Q: I am shocked that people are still doing these very complicated living trusts and paying thousands of dollars to "avoid probate." What is probate anyway?
A: Probate is merely a process to settle the legal matters of the deceased. In some states, it involves a long, expensive intrusive administration where the Courts are involved in every step of the process. In Colorado, the Courts empower the Personal Representative and then are not involved unless a problem arises.
The forms to start the process are readily available on the internet. For unsupervised administration with a Will, the following forms are needed: the Application (to start the process), the Acceptance (the Personal Representative saying if appointed I agree to act), the Informal Proceedings (order beginning the probate and appointing the Personal Representative), and the Letters (authorization for the Personal Representative to act).
The forms are very simple to fill out by using the information contained in the death certificate and the Will, and then adding the addresses of the beneficiaries and Personal Representatives.
These four documents, along with the Will and filing fee of $206.00 (which includes the cost to certify seven letters) are filed with the Clerk of the District Court in the County where the deceased resided.

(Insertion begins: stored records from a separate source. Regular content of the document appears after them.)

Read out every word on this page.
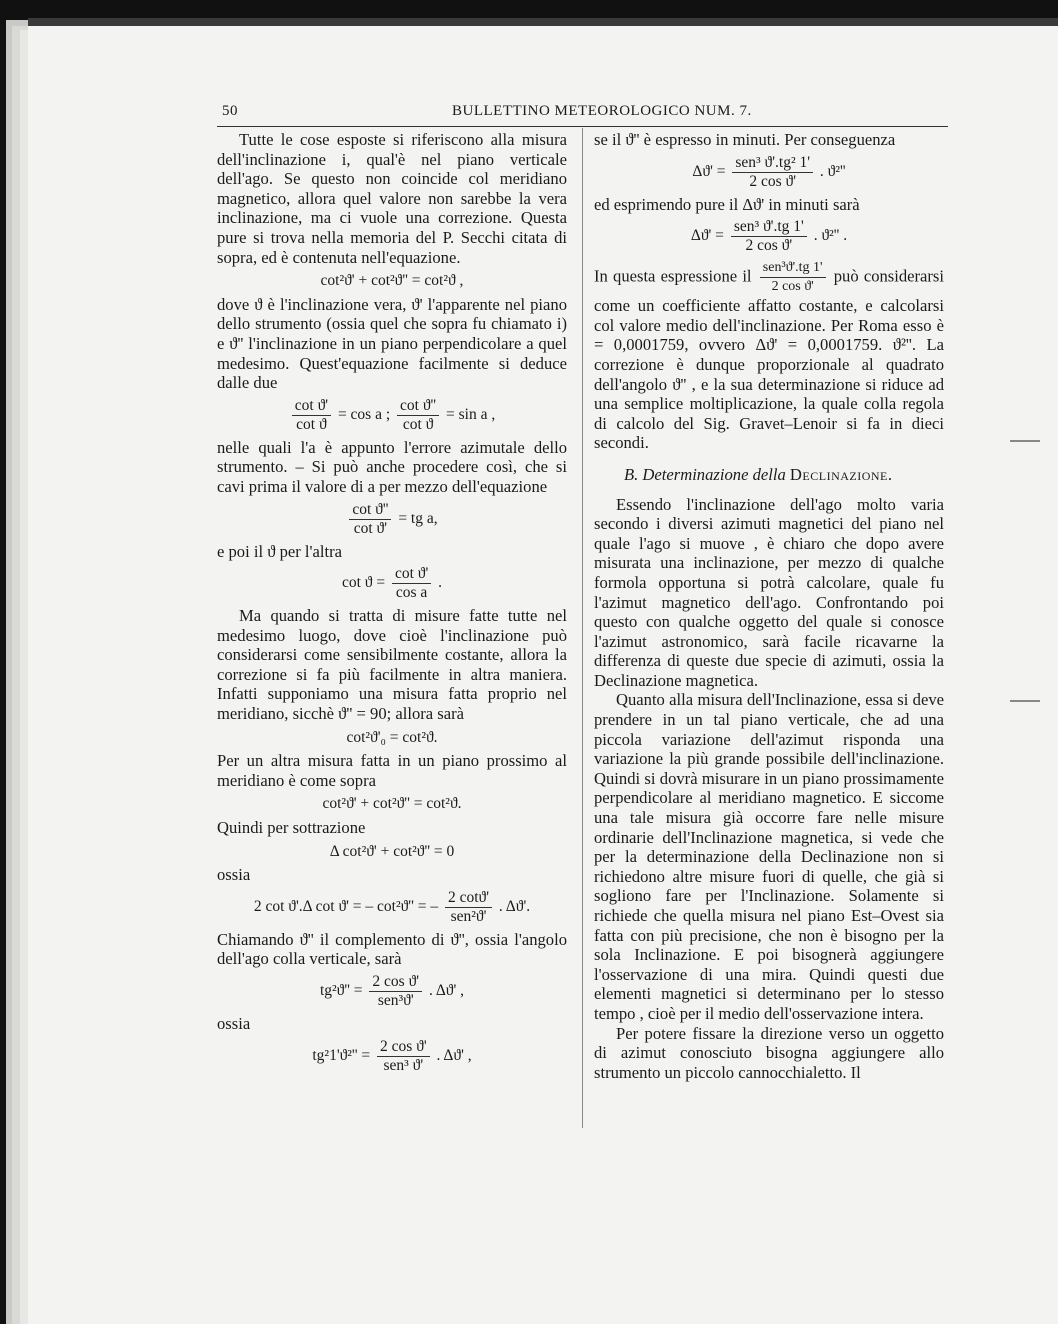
50	BULLETTINO METEOROLOGICO NUM. 7.

Tutte le cose esposte si riferiscono alla misura dell'inclinazione i, qual'è nel piano verticale dell'ago. Se questo non coincide col meridiano magnetico, allora quel valore non sarebbe la vera inclinazione, ma ci vuole una correzione. Questa pure si trova nella memoria del P. Secchi citata di sopra, ed è contenuta nell'equazione.

cot²ϑ' + cot²ϑ'' = cot²ϑ ,

dove ϑ è l'inclinazione vera, ϑ' l'apparente nel piano dello strumento (ossia quel che sopra fu chiamato i) e ϑ'' l'inclinazione in un piano perpendicolare a quel medesimo. Quest'equazione facilmente si deduce dalle due

$\frac{\text{cot ϑ'}}{\text{cot ϑ}} = \cos a$ ; $\frac{\text{cot ϑ''}}{\text{cot ϑ}} = \sin a$ ,

nelle quali l'a è appunto l'errore azimutale dello strumento. – Si può anche procedere così, che si cavi prima il valore di a per mezzo dell'equazione

$\frac{\text{cot ϑ''}}{\text{cot ϑ'}}$ = tg a,

e poi il ϑ per l'altra

$\cot ϑ = \frac{\text{cot ϑ'}}{\text{cos a}}$ .

Ma quando si tratta di misure fatte tutte nel medesimo luogo, dove cioè l'inclinazione può considerarsi come sensibilmente costante, allora la correzione si fa più facilmente in altra maniera. Infatti supponiamo una misura fatta proprio nel meridiano, sicchè ϑ'' = 90; allora sarà

cot²ϑ'₀ = cot²ϑ.

Per un altra misura fatta in un piano prossimo al meridiano è come sopra

cot²ϑ' + cot²ϑ'' = cot²ϑ.

Quindi per sottrazione

Δ cot²ϑ' + cot²ϑ'' = 0

ossia

2 cot ϑ'.Δ cot ϑ' = – cot²ϑ'' = – $\frac{2 \cot ϑ'}{\text{sen²ϑ'}}$ . Δϑ'.

Chiamando ϑ'' il complemento di ϑ'', ossia l'angolo dell'ago colla verticale, sarà

$tg^2ϑ'' = \frac{\text{2 cos ϑ'}}{\text{sen³ϑ'}}$ . Δϑ' ,

ossia

$tg^21'ϑ^2'' = \frac{\text{2 cos ϑ'}}{\text{sen³ ϑ'}}$ . Δϑ' ,

se il ϑ'' è espresso in minuti. Per conseguenza

$\Delta ϑ' = \frac{\text{sen³ ϑ'.tg² 1'}}{\text{2 cos ϑ'}}$ . ϑ²''

ed esprimendo pure il Δϑ' in minuti sarà

$\Delta ϑ' = \frac{\text{sen³ ϑ'.tg 1'}}{\text{2 cos ϑ'}}$ . ϑ²'' .

In questa espressione il $\frac{\text{sen³ϑ'.tg 1'}}{\text{2 cos ϑ'}}$ può considerarsi come un coefficiente affatto costante, e calcolarsi col valore medio dell'inclinazione. Per Roma esso è = 0,0001759, ovvero Δϑ' = 0,0001759. ϑ²''. La correzione è dunque proporzionale al quadrato dell'angolo ϑ'' , e la sua determinazione si riduce ad una semplice moltiplicazione, la quale colla regola di calcolo del Sig. Gravet–Lenoir si fa in dieci secondi.

B. Determinazione della Declinazione.

Essendo l'inclinazione dell'ago molto varia secondo i diversi azimuti magnetici del piano nel quale l'ago si muove , è chiaro che dopo avere misurata una inclinazione, per mezzo di qualche formola opportuna si potrà calcolare, quale fu l'azimut magnetico dell'ago. Confrontando poi questo con qualche oggetto del quale si conosce l'azimut astronomico, sarà facile ricavarne la differenza di queste due specie di azimuti, ossia la Declinazione magnetica.

Quanto alla misura dell'Inclinazione, essa si deve prendere in un tal piano verticale, che ad una piccola variazione dell'azimut risponda una variazione la più grande possibile dell'inclinazione. Quindi si dovrà misurare in un piano prossimamente perpendicolare al meridiano magnetico. E siccome una tale misura già occorre fare nelle misure ordinarie dell'Inclinazione magnetica, si vede che per la determinazione della Declinazione non si richiedono altre misure fuori di quelle, che già si sogliono fare per l'Inclinazione. Solamente si richiede che quella misura nel piano Est–Ovest sia fatta con più precisione, che non è bisogno per la sola Inclinazione. E poi bisognerà aggiungere l'osservazione di una mira. Quindi questi due elementi magnetici si determinano per lo stesso tempo , cioè per il medio dell'osservazione intera.

Per potere fissare la direzione verso un oggetto di azimut conosciuto bisogna aggiungere allo strumento un piccolo cannocchialetto. Il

It is also wise to submit a copy of the Application, Acceptance, and Informal Proceedings, along with seven copies of the Letters, so you can get back a file stamped copy for your records along with seven copies of the certified Letters. In case the Clerk cannot process the paperwork while you wait, also give a self-addressed big envelope with sufficient postage. It is wise to make a copy of the Will for your use (but do not take the Will apart when copying).
After receiving back the file marked documents and the seven certified Letters, the Personal Representative needs to do the Information (the form is also on the internet), file the original with the Court, and send copies to the beneficiaries listed on the Application. The Information notifies the interested parties that a proceeding has been started.
A Notice to Creditors needs to be published in a newspaper in the County in which the probate is being done. The form is on the internet and the publication cost usually runs around $50.00. The newspaper will send an Affidavit of Publication which needs to be filed with the court after the Notice is published.
Thereafter, nothing else needs to be submitted to the Court until the estate is ready to close. Then a Verified Statement (form is on the internet) is filed with the Court and copies sent to the beneficiaries listed on the Information, thus closing the estate.
The probate process is very simple and straightforward. When done by the family the cost is less then $300.00.
Some people, however, are unhappy about "probate" in Colorado after going through it. However, in every situation that I have been involved with, the "problems" would have been present whether the estate had a Will, a Trust, or no Will. In fact, one woman said, "DonÕt ever talk to me about probate again." The problem was not the probate procedure but that the estate, in fact, had two trusts that were defective, thus causing not only a probate but also the difficulties themselves.
Thus, "probate" is easily made the "bad boy" and at least in Colorado may be catching more flack than it deserves.